Need versus complaint means that you do not give examples. The example invites re litigation of a past event. You cannot change the past. You cannot even recall it perfectly. Asking for a need to be met has multiple advantages. We have no beef in the future because it has not yet occurred. We don’t have an argument, just a hope that in the future we do something. End of conversation.
With an example, there is the sense of blame, of defensiveness, of making certain the other person doesn’t think we are a bad person. If I can disprove the event, then I do not have to have those feelings that I do not like. Having said that, the person asking for needs to be met in the future has to be articulate enough that the listener understands them, perhaps with a couple minor clarifications.
She “Don, you’re being quiet. Is there something wrong?”
Me “Yes. I am feeling hurt. I don’t want to give examples because that generally means I have to prove that I was hurt and justify it to you. I would prefer not to do that. You would prefer that I give an example. Can I ask you to not disprove it, but use the clarifying and validating within the Talker/listener?”
“You said something about my car that didn’t sit well with me. It got under my skin. I am trying to think it through. Is it worth bringing up or do I keep it to myself?”
What is the response you would prefer to receive?
- You should not be so sensitive.
- You get hurt by everything.
- I don’t always say mean things.
- Great, now I have to watch what I say?
- I am afraid that anything I say could be taken the wrong way.
- I am hurt that you told me I was mean and cruel.
- You heard me wrong.
- Assume the best about me, that I would not hurt you (no matter what I say)
- Men should never admit that their feelings were hurt.

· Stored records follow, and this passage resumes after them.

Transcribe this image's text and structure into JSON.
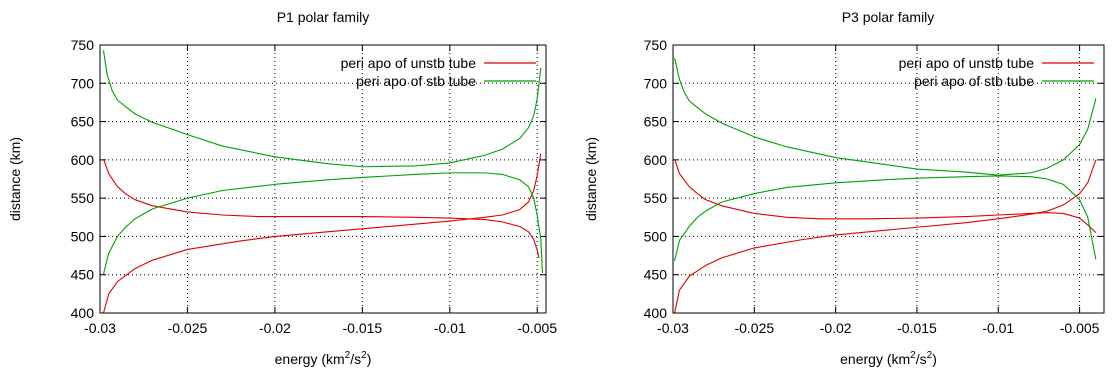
{
  "chart_data": [
    {
      "type": "line",
      "title": "P1 polar family",
      "xlabel": "energy (km",
      "xlabel_sup1": "2",
      "xlabel_mid": "/s",
      "xlabel_sup2": "2",
      "xlabel_end": ")",
      "ylabel": "distance (km)",
      "xlim": [
        -0.03,
        -0.0045
      ],
      "ylim": [
        400,
        750
      ],
      "xticks": [
        -0.03,
        -0.025,
        -0.02,
        -0.015,
        -0.01,
        -0.005
      ],
      "xtick_labels": [
        "-0.03",
        "-0.025",
        "-0.02",
        "-0.015",
        "-0.01",
        "-0.005"
      ],
      "yticks": [
        400,
        450,
        500,
        550,
        600,
        650,
        700,
        750
      ],
      "ytick_labels": [
        "400",
        "450",
        "500",
        "550",
        "600",
        "650",
        "700",
        "750"
      ],
      "grid": true,
      "legend_position": "top-right",
      "series": [
        {
          "name": "peri  apo of unstb tube",
          "color": "#e00000",
          "curves": [
            [
              [
                -0.0298,
                400
              ],
              [
                -0.0295,
                425
              ],
              [
                -0.029,
                441
              ],
              [
                -0.028,
                458
              ],
              [
                -0.027,
                469
              ],
              [
                -0.025,
                483
              ],
              [
                -0.022,
                494
              ],
              [
                -0.02,
                500
              ],
              [
                -0.017,
                506
              ],
              [
                -0.015,
                510
              ],
              [
                -0.012,
                516
              ],
              [
                -0.01,
                520
              ],
              [
                -0.008,
                525
              ],
              [
                -0.007,
                528
              ],
              [
                -0.006,
                535
              ],
              [
                -0.0055,
                545
              ],
              [
                -0.0052,
                560
              ],
              [
                -0.005,
                580
              ],
              [
                -0.0048,
                608
              ]
            ],
            [
              [
                -0.0298,
                601
              ],
              [
                -0.0295,
                582
              ],
              [
                -0.029,
                565
              ],
              [
                -0.0285,
                555
              ],
              [
                -0.028,
                548
              ],
              [
                -0.027,
                540
              ],
              [
                -0.025,
                532
              ],
              [
                -0.023,
                528
              ],
              [
                -0.021,
                526
              ],
              [
                -0.018,
                526
              ],
              [
                -0.015,
                526
              ],
              [
                -0.012,
                525
              ],
              [
                -0.01,
                524
              ],
              [
                -0.008,
                522
              ],
              [
                -0.007,
                519
              ],
              [
                -0.006,
                513
              ],
              [
                -0.0055,
                506
              ],
              [
                -0.0052,
                496
              ],
              [
                -0.005,
                482
              ],
              [
                -0.0049,
                472
              ]
            ]
          ]
        },
        {
          "name": "peri  apo of stb tube",
          "color": "#00a000",
          "curves": [
            [
              [
                -0.0298,
                451
              ],
              [
                -0.0295,
                478
              ],
              [
                -0.029,
                500
              ],
              [
                -0.0285,
                513
              ],
              [
                -0.028,
                523
              ],
              [
                -0.027,
                536
              ],
              [
                -0.025,
                550
              ],
              [
                -0.023,
                560
              ],
              [
                -0.02,
                568
              ],
              [
                -0.017,
                574
              ],
              [
                -0.015,
                577
              ],
              [
                -0.012,
                581
              ],
              [
                -0.01,
                583
              ],
              [
                -0.008,
                583
              ],
              [
                -0.007,
                581
              ],
              [
                -0.006,
                574
              ],
              [
                -0.0055,
                565
              ],
              [
                -0.0052,
                550
              ],
              [
                -0.005,
                527
              ],
              [
                -0.0048,
                497
              ],
              [
                -0.0047,
                452
              ]
            ],
            [
              [
                -0.0298,
                743
              ],
              [
                -0.0296,
                712
              ],
              [
                -0.0293,
                690
              ],
              [
                -0.029,
                678
              ],
              [
                -0.028,
                660
              ],
              [
                -0.027,
                649
              ],
              [
                -0.025,
                633
              ],
              [
                -0.023,
                618
              ],
              [
                -0.02,
                604
              ],
              [
                -0.017,
                595
              ],
              [
                -0.015,
                591
              ],
              [
                -0.012,
                592
              ],
              [
                -0.01,
                596
              ],
              [
                -0.008,
                606
              ],
              [
                -0.007,
                614
              ],
              [
                -0.006,
                628
              ],
              [
                -0.0055,
                642
              ],
              [
                -0.0052,
                658
              ],
              [
                -0.005,
                680
              ],
              [
                -0.0048,
                720
              ]
            ]
          ]
        }
      ]
    },
    {
      "type": "line",
      "title": "P3 polar family",
      "xlabel": "energy (km",
      "xlabel_sup1": "2",
      "xlabel_mid": "/s",
      "xlabel_sup2": "2",
      "xlabel_end": ")",
      "ylabel": "distance (km)",
      "xlim": [
        -0.03,
        -0.0035
      ],
      "ylim": [
        400,
        750
      ],
      "xticks": [
        -0.03,
        -0.025,
        -0.02,
        -0.015,
        -0.01,
        -0.005
      ],
      "xtick_labels": [
        "-0.03",
        "-0.025",
        "-0.02",
        "-0.015",
        "-0.01",
        "-0.005"
      ],
      "yticks": [
        400,
        450,
        500,
        550,
        600,
        650,
        700,
        750
      ],
      "ytick_labels": [
        "400",
        "450",
        "500",
        "550",
        "600",
        "650",
        "700",
        "750"
      ],
      "grid": true,
      "legend_position": "top-right",
      "series": [
        {
          "name": "peri  apo of unstb tube",
          "color": "#e00000",
          "curves": [
            [
              [
                -0.0299,
                400
              ],
              [
                -0.0296,
                430
              ],
              [
                -0.029,
                448
              ],
              [
                -0.028,
                462
              ],
              [
                -0.027,
                472
              ],
              [
                -0.025,
                485
              ],
              [
                -0.022,
                496
              ],
              [
                -0.02,
                502
              ],
              [
                -0.017,
                508
              ],
              [
                -0.015,
                512
              ],
              [
                -0.012,
                518
              ],
              [
                -0.01,
                523
              ],
              [
                -0.008,
                529
              ],
              [
                -0.007,
                533
              ],
              [
                -0.006,
                541
              ],
              [
                -0.005,
                556
              ],
              [
                -0.0045,
                570
              ],
              [
                -0.004,
                600
              ]
            ],
            [
              [
                -0.0299,
                601
              ],
              [
                -0.0296,
                582
              ],
              [
                -0.029,
                565
              ],
              [
                -0.0285,
                556
              ],
              [
                -0.028,
                548
              ],
              [
                -0.027,
                540
              ],
              [
                -0.025,
                530
              ],
              [
                -0.023,
                525
              ],
              [
                -0.021,
                523
              ],
              [
                -0.018,
                523
              ],
              [
                -0.015,
                524
              ],
              [
                -0.012,
                526
              ],
              [
                -0.01,
                528
              ],
              [
                -0.008,
                530
              ],
              [
                -0.007,
                531
              ],
              [
                -0.006,
                530
              ],
              [
                -0.005,
                524
              ],
              [
                -0.0045,
                515
              ],
              [
                -0.004,
                505
              ]
            ]
          ]
        },
        {
          "name": "peri  apo of stb tube",
          "color": "#00a000",
          "curves": [
            [
              [
                -0.0299,
                468
              ],
              [
                -0.0296,
                495
              ],
              [
                -0.029,
                513
              ],
              [
                -0.0285,
                525
              ],
              [
                -0.028,
                533
              ],
              [
                -0.027,
                545
              ],
              [
                -0.025,
                556
              ],
              [
                -0.023,
                564
              ],
              [
                -0.02,
                570
              ],
              [
                -0.017,
                574
              ],
              [
                -0.015,
                576
              ],
              [
                -0.012,
                578
              ],
              [
                -0.01,
                579
              ],
              [
                -0.008,
                578
              ],
              [
                -0.007,
                575
              ],
              [
                -0.006,
                568
              ],
              [
                -0.005,
                548
              ],
              [
                -0.0045,
                525
              ],
              [
                -0.004,
                470
              ]
            ],
            [
              [
                -0.0299,
                733
              ],
              [
                -0.0296,
                705
              ],
              [
                -0.0293,
                688
              ],
              [
                -0.029,
                677
              ],
              [
                -0.028,
                660
              ],
              [
                -0.027,
                648
              ],
              [
                -0.025,
                630
              ],
              [
                -0.023,
                617
              ],
              [
                -0.02,
                603
              ],
              [
                -0.017,
                594
              ],
              [
                -0.015,
                588
              ],
              [
                -0.012,
                584
              ],
              [
                -0.01,
                580
              ],
              [
                -0.008,
                583
              ],
              [
                -0.007,
                589
              ],
              [
                -0.006,
                600
              ],
              [
                -0.005,
                620
              ],
              [
                -0.0045,
                640
              ],
              [
                -0.004,
                680
              ]
            ]
          ]
        }
      ]
    }
  ]
}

It is a sign that they are weak and unmanly.
- Suck it up.
- Men complain too much.
- Why are you here, then?
- You are criticizing me by pointing that out.
- Tell me something good about me right now.
- Take care of my feelings now. I don’t need to listen to yours.
- You felt criticized that I said, “This is clean?” after you said that you decluttered it for the weekend so that you could drive us to the getaway.
- Oooh, that sounds rough. From your perspective, you had just paid for the hotel, cleaned the car, agreed to drive, pay for gas, pay for half the meals… you were being super generous and then I made a comment that made it seem like your car was not even clean by my standards, that you didn’t measure up. You felt like I was impossible to please after that comment. Added to that, I travel all the time for work and stay at really nice places, way better than anything you could afford and you felt like I was rubbing your nose in it.
- Let me clarify that. That comment was critical and you felt judged by me. It was not a huge deal, but it stung for you to hear that. You start to feel like I don’t like you when I make comments like this. I feel guilty for having made the comment. It was uncalled for and I should not have said it. I get that it would hurt anyone’s feelings.
Here’s where we focus on systems of communication. What the response was to my statement sets the tone for the next few minutes, as my statement of complaint set the tone. I thought I was doing a good job with softened startup, mostly focusing on how I felt rather than telling her what I thought she did wrong.
A little about me. I am super sensitive to criticism (years of therapy have helped this, but I am highly sensitive and try to do the right thing. I am earnest.) and in this case it was one more thing that I was doing wrong and the story in my head is that she does not like me. If you like me, then why are you holding me in contempt for so many different areas of my life.
Immediately thereafter, she asked me, “Why are you still here? What do you like about me?” I told you it felt weird to be telling what I like about her after just telling her “ I feel like you do not like me. That is not how those conversations normally go.”
When that happened, I thought to myself, “This is my issue, you just made it about you and want me to open up and I am feeling unloved, highly criticized (you, in the past few weeks, criticized my job, my writing, my leisure time, my parenting, the money I make and I how I spend it on groceries for my kids, my house, the way I dress). In this conversation, I now have to take care of you and your feelings and then compliment you? At what point does the fact that what you said hurt me come into play? At what point does it get to be about me? You have encouraged me to gently, with tact, tell you how your behavior affects me. I am unlikely to do that again with you. It felt like I was to blame because I was the one who brought it up. I am finding it hard to not go into pity party mode or overthinking.”
So, me talking about it made it significantly worse. It highlights that we do not communicate well. I question whether it is worth it to have those conversations or if that will guarantee the death of the relationship. If we do not have the conversations, then we will die a slower death. I have had relationships with people in the past who had these conversations very easily and my preference is to be able to say “ouch” when something hurts and then resolve it quickly.